You Can Now Buy a Private Jet With a Wall of Windows
For $53 million, you get panes the size of doors and unprecedented atmospheric views.
As nice as the views can be, windows in planes are kind of an engineering hindrance. They have less structural integrity than an equivalent steel or carbon fiber panel, and they weigh more, too, which decreases a plane's fuel economy and performance. That's why, on economy-minded commercial jets, the things are about the size of a face mask. But now, for the ludicrously wealthy, things are about to get a lot brighter (as it seems things always do: Brazilian airplane manufacturer Embraer is selling a $53 million Lineage 1000 private jet with a midsection comprised of large glass panels. The concept that displays the technology is called the Kyoto Airship, and it is nothing less than Japantastic.
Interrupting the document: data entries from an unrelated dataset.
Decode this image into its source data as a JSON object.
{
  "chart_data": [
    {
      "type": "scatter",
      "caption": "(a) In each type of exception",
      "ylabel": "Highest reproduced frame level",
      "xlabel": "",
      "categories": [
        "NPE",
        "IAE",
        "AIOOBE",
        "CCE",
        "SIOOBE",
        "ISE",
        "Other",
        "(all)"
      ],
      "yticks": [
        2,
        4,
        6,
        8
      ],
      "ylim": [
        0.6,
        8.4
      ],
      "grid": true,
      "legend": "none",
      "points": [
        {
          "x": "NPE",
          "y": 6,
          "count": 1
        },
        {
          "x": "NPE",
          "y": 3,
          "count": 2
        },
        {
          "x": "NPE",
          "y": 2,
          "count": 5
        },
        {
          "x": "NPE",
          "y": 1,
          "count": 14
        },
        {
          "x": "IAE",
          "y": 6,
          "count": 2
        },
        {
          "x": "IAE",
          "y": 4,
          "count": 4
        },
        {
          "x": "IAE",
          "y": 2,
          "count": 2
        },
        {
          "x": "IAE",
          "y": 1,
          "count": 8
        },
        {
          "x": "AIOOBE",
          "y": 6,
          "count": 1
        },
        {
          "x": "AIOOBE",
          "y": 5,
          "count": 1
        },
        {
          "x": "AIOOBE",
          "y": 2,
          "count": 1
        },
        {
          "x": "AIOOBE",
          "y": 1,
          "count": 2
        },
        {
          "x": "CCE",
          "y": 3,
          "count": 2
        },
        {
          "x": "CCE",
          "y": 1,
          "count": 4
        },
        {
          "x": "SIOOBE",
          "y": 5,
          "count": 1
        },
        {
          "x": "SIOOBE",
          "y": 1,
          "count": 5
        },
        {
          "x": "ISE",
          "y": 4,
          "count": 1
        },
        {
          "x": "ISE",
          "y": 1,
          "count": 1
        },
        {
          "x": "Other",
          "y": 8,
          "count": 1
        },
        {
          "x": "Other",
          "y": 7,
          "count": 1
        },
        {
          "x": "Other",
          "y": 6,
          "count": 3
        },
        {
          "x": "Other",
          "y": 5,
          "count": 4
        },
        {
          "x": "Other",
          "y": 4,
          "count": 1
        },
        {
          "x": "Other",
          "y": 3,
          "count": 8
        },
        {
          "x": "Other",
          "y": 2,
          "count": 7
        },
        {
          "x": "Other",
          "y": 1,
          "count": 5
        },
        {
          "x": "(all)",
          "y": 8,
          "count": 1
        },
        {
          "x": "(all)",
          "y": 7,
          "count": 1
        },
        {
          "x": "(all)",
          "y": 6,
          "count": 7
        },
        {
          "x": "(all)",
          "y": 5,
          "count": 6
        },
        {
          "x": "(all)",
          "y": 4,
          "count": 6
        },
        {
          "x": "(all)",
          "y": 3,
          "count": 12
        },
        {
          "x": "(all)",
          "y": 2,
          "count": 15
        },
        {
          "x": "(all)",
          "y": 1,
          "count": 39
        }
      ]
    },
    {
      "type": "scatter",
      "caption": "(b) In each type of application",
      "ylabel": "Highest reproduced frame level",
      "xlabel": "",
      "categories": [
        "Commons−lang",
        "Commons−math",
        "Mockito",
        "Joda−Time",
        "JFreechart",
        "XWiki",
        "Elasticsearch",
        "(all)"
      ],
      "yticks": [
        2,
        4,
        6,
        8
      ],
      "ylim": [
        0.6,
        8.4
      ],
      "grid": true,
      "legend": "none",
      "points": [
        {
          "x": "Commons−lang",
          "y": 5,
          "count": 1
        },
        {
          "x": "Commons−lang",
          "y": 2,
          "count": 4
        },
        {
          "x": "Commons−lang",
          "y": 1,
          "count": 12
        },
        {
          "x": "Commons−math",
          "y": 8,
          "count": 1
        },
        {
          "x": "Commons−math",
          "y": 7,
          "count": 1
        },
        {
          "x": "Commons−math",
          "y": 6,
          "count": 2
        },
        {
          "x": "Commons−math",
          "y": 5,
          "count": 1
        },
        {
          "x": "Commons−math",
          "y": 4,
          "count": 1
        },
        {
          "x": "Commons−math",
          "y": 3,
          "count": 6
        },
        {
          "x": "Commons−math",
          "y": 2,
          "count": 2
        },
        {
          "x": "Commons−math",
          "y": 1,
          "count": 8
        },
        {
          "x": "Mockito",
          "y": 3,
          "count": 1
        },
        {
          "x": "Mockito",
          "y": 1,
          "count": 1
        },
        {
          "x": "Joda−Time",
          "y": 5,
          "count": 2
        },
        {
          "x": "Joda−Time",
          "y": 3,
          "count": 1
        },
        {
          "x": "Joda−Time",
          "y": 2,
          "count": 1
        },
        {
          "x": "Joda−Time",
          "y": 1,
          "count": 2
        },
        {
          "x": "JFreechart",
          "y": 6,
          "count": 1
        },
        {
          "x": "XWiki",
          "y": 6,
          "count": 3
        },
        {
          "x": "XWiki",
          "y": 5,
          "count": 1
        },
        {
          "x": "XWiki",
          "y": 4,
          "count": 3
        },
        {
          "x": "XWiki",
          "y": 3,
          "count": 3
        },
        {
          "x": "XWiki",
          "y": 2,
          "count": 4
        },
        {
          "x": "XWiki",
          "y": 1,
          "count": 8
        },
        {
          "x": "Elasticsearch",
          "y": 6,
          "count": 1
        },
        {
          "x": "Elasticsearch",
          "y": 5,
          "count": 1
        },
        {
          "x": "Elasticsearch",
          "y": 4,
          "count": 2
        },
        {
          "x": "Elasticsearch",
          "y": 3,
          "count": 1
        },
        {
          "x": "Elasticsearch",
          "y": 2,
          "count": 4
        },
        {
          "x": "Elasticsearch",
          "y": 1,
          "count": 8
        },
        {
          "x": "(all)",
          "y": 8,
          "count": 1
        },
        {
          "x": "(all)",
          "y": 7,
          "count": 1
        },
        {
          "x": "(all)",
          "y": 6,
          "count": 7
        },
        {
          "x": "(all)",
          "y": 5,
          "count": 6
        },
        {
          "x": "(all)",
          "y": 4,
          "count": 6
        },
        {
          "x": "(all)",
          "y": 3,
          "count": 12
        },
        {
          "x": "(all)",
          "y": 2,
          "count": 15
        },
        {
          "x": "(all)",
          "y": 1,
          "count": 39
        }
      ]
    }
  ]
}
Nay—a Japantasy.
Structurally, Embraer was able to pull of its airborne greenhouse for two reasons. First, the windows are exactly the size of the plane's doors, allowing engineers to use pre-figured templates for installation. A door, like a window, is heavier than a standard aeronautical panel, so the math works out. Second, the panels are installed ahead of the wings, where aerodynamic loads and fuselage stress are less taxing. In concert with modern anti-fogging technology and electrochromatic glass—whose opacity can be changed on a whim—the windows provide a perfect frame through which to view clouds, birds, patchwork farmlands, mountains, or whatever else the plane overcomes.
Because the Lineage 1000 is a mammoth plane based on Embraer's commercial jets (don't tell the oligarchs!), there's potential for such wide-angle visibility and light to someday trickle down to the crafts on which most people fly. Someday, maybe soon, you'll be afforded the fantastic bathroom access of an aisle seat in combination with the dramatic sky views of a window spot. What a time to be middle-class that will be!